When we saw each other inside the quiet little café we agreed on, she immediately went onto a sort of rant right after the usual pleasantries. She lamented about how she had this huge problem with a co-worker and how the situation was upsetting her and disrupting her work life.
I listened while she talked, and although we both dropped a few jokes every now and then, I can see that her work situation was definitely weighing her down. The “rant” winded down after a while. She then heaved a sigh of relief and said, “What do you think?”
It was my turn to talk. I expressed my thoughts and told her how I think she should deal with this co-worker, nothing earth shattering, mind you, just pieces of advice she probably already figured out but only needed validation.
After that, I joked, “So you dragged me out on a rant date?” We both laughed and she said, “Sorry, I just needed somebody to listen.”
Thinking about this, I asked the question, what makes a good listener? What does it mean to truly listen as family or friends pour their heart out or share their problems to you?
Here are seven reminders I think we could all use the next time someone asks us to listen, really listen.
- The Golden Rule
Although I’m impatient at times, I genuinely do my best not to interrupt someone when they are talking. After all, we should listen to people the way we want them to listen to us when it is our turn to speak.
- The Place Matters
As a self-determined introvert, I do not like stimulating environments. So when a friend wants to meet and talk, I suggest a quiet place with few distractions.
Listening becomes easier when you only have to listen to one voice at a time.
- Your Thoughts Matter Too
As much as possible, quiet your thoughts, that is, if something is bothering you, you can choose to either tell the other person first or let it go and wait until it is your turn to speak.
You are less likely to listen to what the other is talking about and instead focus more on listening to your own thoughts if you do not make the decision. Because in the end, no will really listen.
- The Body Speaks Volumes
We’ve heard it before: actions speak louder than words. Your body language shows how ready or open you are to listening.
- Lean slightly forward to show interest.

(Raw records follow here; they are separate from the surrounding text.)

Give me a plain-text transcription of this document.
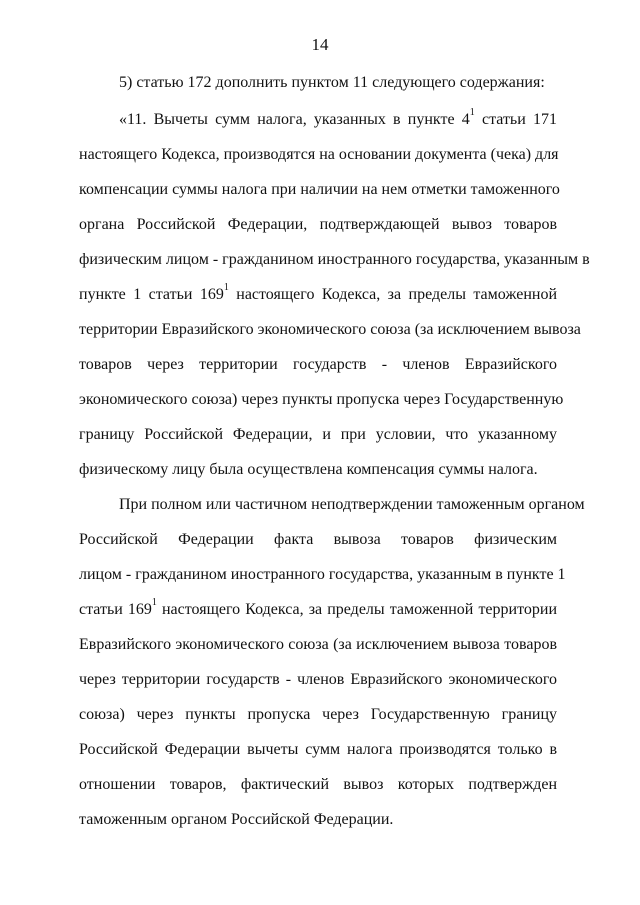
14
5) статью 172 дополнить пунктом 11 следующего содержания:
«11. Вычеты сумм налога, указанных в пункте $4^1$ статьи 171
настоящего Кодекса, производятся на основании документа (чека) для
компенсации суммы налога при наличии на нем отметки таможенного
органа Российской Федерации, подтверждающей вывоз товаров
физическим лицом - гражданином иностранного государства, указанным в
пункте 1 статьи $169^1$ настоящего Кодекса, за пределы таможенной
территории Евразийского экономического союза (за исключением вывоза
товаров через территории государств - членов Евразийского
экономического союза) через пункты пропуска через Государственную
границу Российской Федерации, и при условии, что указанному
физическому лицу была осуществлена компенсация суммы налога.
При полном или частичном неподтверждении таможенным органом
Российской Федерации факта вывоза товаров физическим
лицом - гражданином иностранного государства, указанным в пункте 1
статьи $169^1$ настоящего Кодекса, за пределы таможенной территории
Евразийского экономического союза (за исключением вывоза товаров
через территории государств - членов Евразийского экономического
союза) через пункты пропуска через Государственную границу
Российской Федерации вычеты сумм налога производятся только в
отношении товаров, фактический вывоз которых подтвержден
таможенным органом Российской Федерации.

- Maintain appropriate eye contact to show sincerity.
- Loosen up and smile as appropriate.
- Do not cross your arms on your chest.
- Some Responses Are Appropriate
A simple nod of agreement or an “uh-huh” may suffice when the one you’re listening to is asking for a response. But sometimes, open-ended questions work better, such as “how did you feel about that?” or “what happened next?”
You also have to remember that you do not have to give any advice unless you are asked. Even then, when you honestly think that you cannot give any, admit it and do not pretend to know.
- … Otherwise, Shut Up
Especially when the other person is doing a lot of crying and hiccupping than talking, shut up, and just grab a box of tissue and a glass of water. Offer your shoulder as the other person occasionally blurts out understandable words and just nod or whisper “shh” when gibberish is all you hear.
Most likely, when a person comes to you very emotional, they aren’t there for advice; they just want to be with someone they trust enough to see them at their most vulnerable. Don’t screw it up by repeatedly asking “What did you say?” or “Pardon. I don’t understand.”
I realized over the years that my ability to shut up at the right moment made my friends think I’m a good listener.
And the most important rule of all…
- Never Initiate “Mine is Worse than Yours”
Over the years, I realized that the best way to help anyone who comes to me to share their problems is not to compare their problems with my own. You will usually end up talking about yourself and your own difficulties rather than actually listening to the other person.
This is a horrible habit that everybody has to watch for, whether or not you’re trying to be better a listener. Why? Because the other person will most likely end up hating you for making him or her feel worse rather than better.
Making people feel that their problems are less important because you had it worse before does not help anybody.
“We have two ears and one mouth so that we can listen twice as much as we speak.” – EpictetusIn the end, it’s all about giving the other person your full and genuine attention. Because most of the time, your presence is more valuable than your words.